To the NASFAA Members: Having worked in an aid office this past year, I’ve gotten a small insight into what it’s like to be in the direct line of fire. Parents, students, fellow administrators, faculty, and more are all calling or e-mailing asking why you’re doing this or why you can’t do that. The work you all do is truly amazing; the compassion that I see from every aid administrator I’ve ever interacted with is touching. I don’t think anyone can fully express their gratitude to you all for the impact you make on students and your campus. Absolutely everything NASFAA does is for the support of you and your offices. The advocacy, task forces, committees, training, assistance, and more is based on your needs and how to help you best serve your students. 

To the Dallas Martin Endowment Supporters: I’m so glad I was able to meet several of the advisory committee members during the 2013 NASFAA conference. Your commitment to cultivating future financial aid policy advocates is outstanding. It has been such a wonderful opportunity to learn about financial aid advocacy and policy, and I know that it has fueled the passion within me and will continue to do so in the future. This internship has been a once in a lifetime opportunity and I don’t know that I could ever put into words how honored I feel that I was chosen for it.

To the NASFAA Staff: Thank you all for answering my questions daily (sometimes even hourly), for giving me great tips on the city, and for letting me tag along to various meetings – you have all been incredible! Thank you to the policy team for taking me under your wings, guiding me along this journey, and helping me network with so many associations and individuals vital to higher education policy. I would also like to specifically thank my supervisor, Megan McClean. You are an amazing mentor and I feel so lucky to have been given this time with a great professional such as yourself.

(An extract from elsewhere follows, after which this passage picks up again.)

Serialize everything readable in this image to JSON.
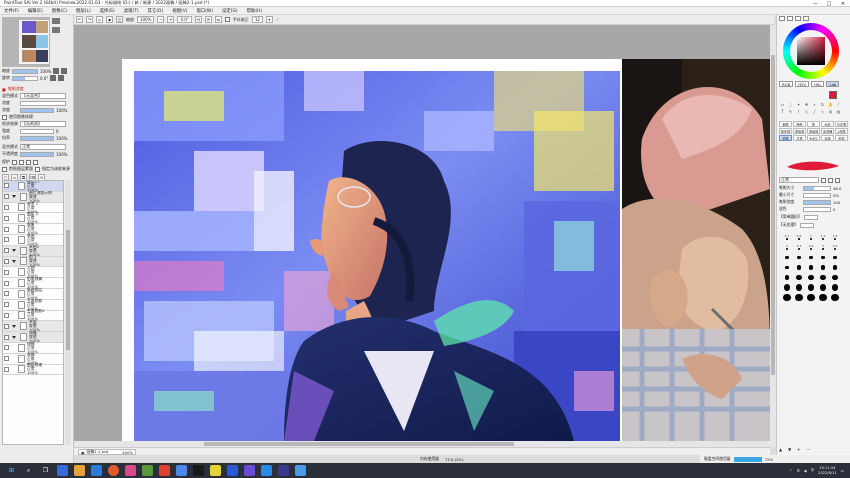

I have learned so much this summer about myself both personally and professionally, and I know I have been changed forever. Overall, this summer has had an amazing impact on my professional goals for the future. I have seen how associations and advocacy groups can have a powerful and positive influence in policy and hope to find myself working within one similar to NASFAA upon completing my master’s next year. 

I will close this chapter of my life and return to Connecticut to complete the last year of my master’s program while resuming my work as a graduate assistant in the office of financial aid at Central Connecticut State University and interning with the president of Manchester Community College. I will take back a multitude of new skills and knowledge to my studies and career and can’t wait to see how they shape my future.

I know that leaving NASFAA and no longer living in D.C. is going to be hard, but as I’ve told many of my co-workers: I’m not considering it the end of anything, I’m considering it the kick-off to completing my master’s and countdown until I can come back to D.C. and stay for good!